No lloro por Sampaoli porque se equivocó mucho, aunque nadie se equivoca solo y tan repetidas veces. No lo lloro porque entiendo que precisa dar respuestas, revelar trastiendas que no sabemos: claramente fue traicionado por propios y extraños y hasta ahora guarda silencio expuesto a un ridículo que a nadie beneficia. Pienso escribirle una carta abierta para cuestionarle lo que otros como yo también quieren saber, desean preguntarle. Ahora, tal vez, sin compromisos, responda.
No lloro dolores ajenos. Esta Selección no me representa. Si usted se identifica con ella puede llorarla pero sepa que un día podrán faltarle sollozos para quien se los haya ganado. Quien le duela este equipo precisa reflexionar. Preguntarse por qué Uruguay llega más lejos que nosotros partiendo de la humildad, colocando el conjunto por sobre las individualidades y sin necesidad de copar estadios zaristas, sin shows para las redes sociales.

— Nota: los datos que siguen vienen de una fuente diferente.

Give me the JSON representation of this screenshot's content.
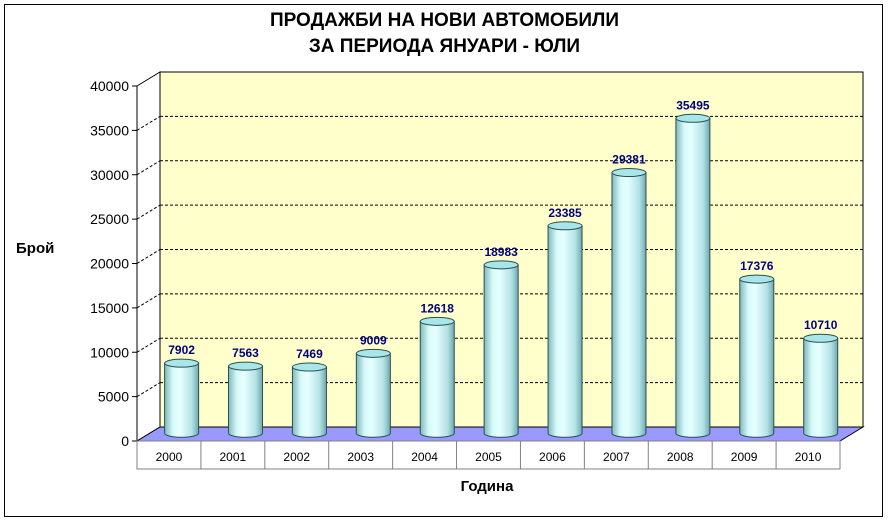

Ejemplos para espejarnos no faltan, sólo nos falta mirarnos en ellos y filtrar conclusiones, imitar procesos, copiar estímulos, buscar inspiraciones. Dejar nuestro falso orgullo para atrás.
No lloro por ti Argentina porque el sentimiento patrio tiene una grandeza, si lo adoptamos, que no puede estar representado por ‘eso’ que mostramos en Rusia, por lo que construimos en las últimas dos décadas, permitiendo que el caos se instale con protagonismo excluyente, destruyendo nuestras posibilidades, encumbrando personajes siniestros, dejando a la virtud de lado en pro de ventajas que, tarde o temprano, se pagan. Siempre se pagan.
No lloro por una propuesta sin rumbo, sin ideas, sin personajes para llorar. ¿’Chiqui’ Tapia? ¿Sampaoli? O los que no fueron: ¿Martino, Bauza? Todos borrando con sus mangas lo que los otros escribían para, al final de cuentas, narrar el mismo texto. Somos eso que vimos. Poco y nada. Curiosa y contradictoriamente, esta Selección nos representa como nadie. Posiblemente sea la peor de la historia, pues tal vez vivamos la peor Argentina de la historia. No nos mintamos más. Estamos desnudos, al descubierto.
No lloro la colección de tarjetas amarillas que dejamos incompleta en Kazán, al volvernos antes del fin. No lloro que no se le dio continuidad al proceso de Sabella porque lo de Sabella, cuatro años atrás, fue un milagro que engañó a los que no quisieron verlo, es decir a casi todos los argentinos que dan por la Selección lo que no entregan por su país, el verdadero, no el de los botines. Por eso somos una patada en el traste y no mucho más.
No lloro por ti Argentina. Ni una sola lágrima. Ojalá un día pueda llorarte, rezo para que merezcas ser llorada, imploro para que riegues y sostengas ese sentimiento con las virtudes que desestimamos, pido para que dejemos de mirar por sobre los hombros… Pero sé que es difícil que eso suceda porque la Selección y el fútbol no son un atolón perdido en el mar social, aunque hasta hace poco hayan sido una casualidad casi milagrosa. Es el fin de esa quimera. Ahora y antes que nada y por detrás de cualquier expectativa futbolera debe existir un país que hoy no tenemos.
¿Por qué llorarte Argentina?
(*) Autor de ‘Archivo sin Final’ (Selección Argentina), en español; ‘Gloria Roubada’ (los fraudes en los Mundiales) y ‘Penta’ (Brasil 2002) en portugués, entre otros.